4. It might be argued that any mixing of
cells from different species is "unnatural" and therefore
wrong. Yet animal work can involve interbreeding between species
(as with the creation of mules) and as long as no cruelty is involved
there seems nothing wrong about this. But, it may be said, there
is something special about the status of human beings, so that
creating animal/human hybrids or chimeras is intrinsically wrong.
Certainly, many people think this at first, when the issue is
put to them. But this is one of those cases where one's first
thoughts, and immediate feelings, need to be challenged. I very
much welcome this inquiry by the Select Committee precisely because
it should provide a forum in which this challenge is openly debated.
5. I do accept that the creation of living
organisms who are animal/human hybrids gives rise to difficult
ethical questions about their moral status and interests, though
much depends on the facts of the case. For example whereas the
xenotransplantation to a human of, say, a pig's kidney is ethically
unproblematic (though it may well be unsafe for other reasons),
the transplantation of a primate brain to a human would be problematic
if it radically altered the recipient's consciousness and sense
of identity. Equally the use of animals such as mice to grow replacement
parts for humans (see http://news.bbc.co.uk/1/hi/health/1949073.stm)
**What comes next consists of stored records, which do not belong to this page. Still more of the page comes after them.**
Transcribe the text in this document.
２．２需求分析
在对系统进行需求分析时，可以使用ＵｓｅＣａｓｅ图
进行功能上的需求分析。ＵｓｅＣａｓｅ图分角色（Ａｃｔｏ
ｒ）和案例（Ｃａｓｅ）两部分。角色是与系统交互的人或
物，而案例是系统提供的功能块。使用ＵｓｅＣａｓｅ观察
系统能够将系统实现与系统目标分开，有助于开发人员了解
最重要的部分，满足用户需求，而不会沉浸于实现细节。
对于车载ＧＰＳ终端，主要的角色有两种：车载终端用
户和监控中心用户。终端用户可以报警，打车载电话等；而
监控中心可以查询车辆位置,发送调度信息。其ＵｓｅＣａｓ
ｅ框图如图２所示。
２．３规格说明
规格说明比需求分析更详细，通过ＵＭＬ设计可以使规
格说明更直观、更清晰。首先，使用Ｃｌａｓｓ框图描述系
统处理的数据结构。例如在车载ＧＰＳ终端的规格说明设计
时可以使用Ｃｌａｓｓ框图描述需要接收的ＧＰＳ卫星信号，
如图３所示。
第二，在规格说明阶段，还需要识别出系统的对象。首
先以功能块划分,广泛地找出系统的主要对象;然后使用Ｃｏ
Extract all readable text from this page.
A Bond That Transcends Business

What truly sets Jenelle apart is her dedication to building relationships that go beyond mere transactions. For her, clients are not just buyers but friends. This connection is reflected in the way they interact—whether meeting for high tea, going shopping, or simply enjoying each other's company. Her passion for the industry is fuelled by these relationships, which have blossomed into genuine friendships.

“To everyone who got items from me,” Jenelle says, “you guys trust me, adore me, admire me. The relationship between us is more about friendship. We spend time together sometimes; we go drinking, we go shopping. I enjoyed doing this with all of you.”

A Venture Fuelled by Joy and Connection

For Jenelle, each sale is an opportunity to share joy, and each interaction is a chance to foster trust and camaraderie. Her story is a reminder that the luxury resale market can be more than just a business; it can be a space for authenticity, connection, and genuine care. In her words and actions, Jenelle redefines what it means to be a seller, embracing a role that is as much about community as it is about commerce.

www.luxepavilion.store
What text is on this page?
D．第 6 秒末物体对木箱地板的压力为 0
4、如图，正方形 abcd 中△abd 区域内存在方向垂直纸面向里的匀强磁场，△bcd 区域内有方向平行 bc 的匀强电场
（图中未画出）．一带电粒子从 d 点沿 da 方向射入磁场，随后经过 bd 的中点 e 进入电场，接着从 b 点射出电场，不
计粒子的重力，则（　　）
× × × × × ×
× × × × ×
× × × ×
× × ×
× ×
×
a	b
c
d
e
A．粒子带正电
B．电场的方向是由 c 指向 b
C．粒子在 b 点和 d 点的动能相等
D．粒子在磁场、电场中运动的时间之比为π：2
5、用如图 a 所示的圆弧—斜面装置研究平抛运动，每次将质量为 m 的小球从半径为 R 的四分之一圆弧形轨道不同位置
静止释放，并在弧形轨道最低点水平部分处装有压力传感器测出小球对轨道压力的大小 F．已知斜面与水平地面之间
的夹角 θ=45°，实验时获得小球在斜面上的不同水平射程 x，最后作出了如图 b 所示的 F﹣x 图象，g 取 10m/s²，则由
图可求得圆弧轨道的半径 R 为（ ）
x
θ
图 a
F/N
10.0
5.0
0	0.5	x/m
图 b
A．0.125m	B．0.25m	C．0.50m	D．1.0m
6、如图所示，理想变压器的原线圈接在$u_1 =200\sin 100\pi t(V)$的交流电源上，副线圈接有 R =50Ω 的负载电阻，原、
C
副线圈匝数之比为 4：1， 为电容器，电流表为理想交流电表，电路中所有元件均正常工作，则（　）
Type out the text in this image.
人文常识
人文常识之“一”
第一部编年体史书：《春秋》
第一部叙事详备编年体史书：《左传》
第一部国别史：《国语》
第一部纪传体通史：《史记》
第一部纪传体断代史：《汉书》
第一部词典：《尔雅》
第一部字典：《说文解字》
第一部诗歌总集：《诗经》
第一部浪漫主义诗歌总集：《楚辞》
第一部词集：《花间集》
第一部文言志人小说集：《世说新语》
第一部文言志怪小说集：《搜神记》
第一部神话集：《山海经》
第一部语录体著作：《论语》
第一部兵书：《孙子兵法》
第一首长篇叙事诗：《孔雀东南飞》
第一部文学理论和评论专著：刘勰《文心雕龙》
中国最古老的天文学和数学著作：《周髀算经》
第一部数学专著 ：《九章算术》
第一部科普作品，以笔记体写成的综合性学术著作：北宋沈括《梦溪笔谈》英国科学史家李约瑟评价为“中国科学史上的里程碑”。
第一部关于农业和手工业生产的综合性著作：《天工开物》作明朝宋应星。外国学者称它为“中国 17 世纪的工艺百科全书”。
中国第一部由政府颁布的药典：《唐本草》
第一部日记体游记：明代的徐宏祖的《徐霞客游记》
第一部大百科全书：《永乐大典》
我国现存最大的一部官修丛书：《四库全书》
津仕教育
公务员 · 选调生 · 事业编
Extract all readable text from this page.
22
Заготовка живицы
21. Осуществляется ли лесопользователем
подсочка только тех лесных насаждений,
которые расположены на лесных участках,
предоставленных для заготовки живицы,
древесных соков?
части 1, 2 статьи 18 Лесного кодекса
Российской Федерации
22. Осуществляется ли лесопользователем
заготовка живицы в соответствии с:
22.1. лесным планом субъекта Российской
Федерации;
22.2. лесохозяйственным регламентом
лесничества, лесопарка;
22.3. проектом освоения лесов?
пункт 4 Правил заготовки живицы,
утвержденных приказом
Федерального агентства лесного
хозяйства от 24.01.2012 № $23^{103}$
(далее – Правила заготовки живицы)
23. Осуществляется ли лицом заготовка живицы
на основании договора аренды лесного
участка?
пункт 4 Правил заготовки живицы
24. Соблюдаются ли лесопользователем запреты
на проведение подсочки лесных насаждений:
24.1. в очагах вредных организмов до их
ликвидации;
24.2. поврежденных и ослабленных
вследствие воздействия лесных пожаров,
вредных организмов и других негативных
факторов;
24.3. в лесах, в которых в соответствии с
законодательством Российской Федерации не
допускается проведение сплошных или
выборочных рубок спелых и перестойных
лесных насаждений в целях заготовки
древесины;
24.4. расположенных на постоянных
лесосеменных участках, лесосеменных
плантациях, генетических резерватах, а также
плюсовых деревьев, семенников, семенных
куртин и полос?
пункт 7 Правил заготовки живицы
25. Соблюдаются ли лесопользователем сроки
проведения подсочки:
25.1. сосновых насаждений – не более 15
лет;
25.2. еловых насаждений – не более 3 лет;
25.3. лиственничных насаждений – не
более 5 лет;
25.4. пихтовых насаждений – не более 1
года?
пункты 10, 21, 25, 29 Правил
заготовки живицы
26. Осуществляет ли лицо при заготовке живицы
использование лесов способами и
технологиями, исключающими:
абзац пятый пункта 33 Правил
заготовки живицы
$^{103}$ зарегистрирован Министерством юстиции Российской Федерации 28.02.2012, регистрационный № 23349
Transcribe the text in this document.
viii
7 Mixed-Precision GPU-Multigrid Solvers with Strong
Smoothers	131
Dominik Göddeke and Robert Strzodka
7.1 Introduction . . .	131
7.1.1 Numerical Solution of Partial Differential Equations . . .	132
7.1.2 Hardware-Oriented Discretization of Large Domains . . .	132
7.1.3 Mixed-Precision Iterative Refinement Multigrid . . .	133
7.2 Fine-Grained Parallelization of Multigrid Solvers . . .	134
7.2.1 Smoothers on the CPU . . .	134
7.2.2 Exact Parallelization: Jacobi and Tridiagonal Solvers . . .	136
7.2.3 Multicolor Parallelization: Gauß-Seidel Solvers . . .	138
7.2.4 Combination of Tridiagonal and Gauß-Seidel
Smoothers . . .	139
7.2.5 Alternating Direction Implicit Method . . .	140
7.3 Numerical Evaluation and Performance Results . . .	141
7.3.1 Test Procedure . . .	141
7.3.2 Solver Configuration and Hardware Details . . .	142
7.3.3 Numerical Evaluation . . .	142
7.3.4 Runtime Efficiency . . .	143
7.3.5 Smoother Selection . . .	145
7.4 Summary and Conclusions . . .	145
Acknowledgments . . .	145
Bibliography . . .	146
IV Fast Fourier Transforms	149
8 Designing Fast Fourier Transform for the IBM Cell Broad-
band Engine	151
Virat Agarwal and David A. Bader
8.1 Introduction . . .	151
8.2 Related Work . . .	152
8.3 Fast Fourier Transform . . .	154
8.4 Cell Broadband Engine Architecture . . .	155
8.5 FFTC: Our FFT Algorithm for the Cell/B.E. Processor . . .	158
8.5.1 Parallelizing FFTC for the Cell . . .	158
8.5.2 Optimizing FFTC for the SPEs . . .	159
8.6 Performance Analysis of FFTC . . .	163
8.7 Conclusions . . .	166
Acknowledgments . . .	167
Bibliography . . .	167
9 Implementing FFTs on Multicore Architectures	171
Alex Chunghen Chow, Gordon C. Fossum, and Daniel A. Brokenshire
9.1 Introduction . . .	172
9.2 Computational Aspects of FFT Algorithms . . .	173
gives rise to ethical questions from an animal welfare perspective.
But none of these questions arises for embryo research restricted
by the 14 day rule. So far as I can see this restriction removes
any grounds one might have for objecting to work which involves
human/animals hybrids.
5. Hence, since there is reason to think that
the creations of hybrid and chimera embryos would be valuable
for the purpose of medical research (as §2.83 of the Review
of the 1990 HFE Act acknowledges), my judgment is that the proposal
in §2.85 is unnecessarily restrictive.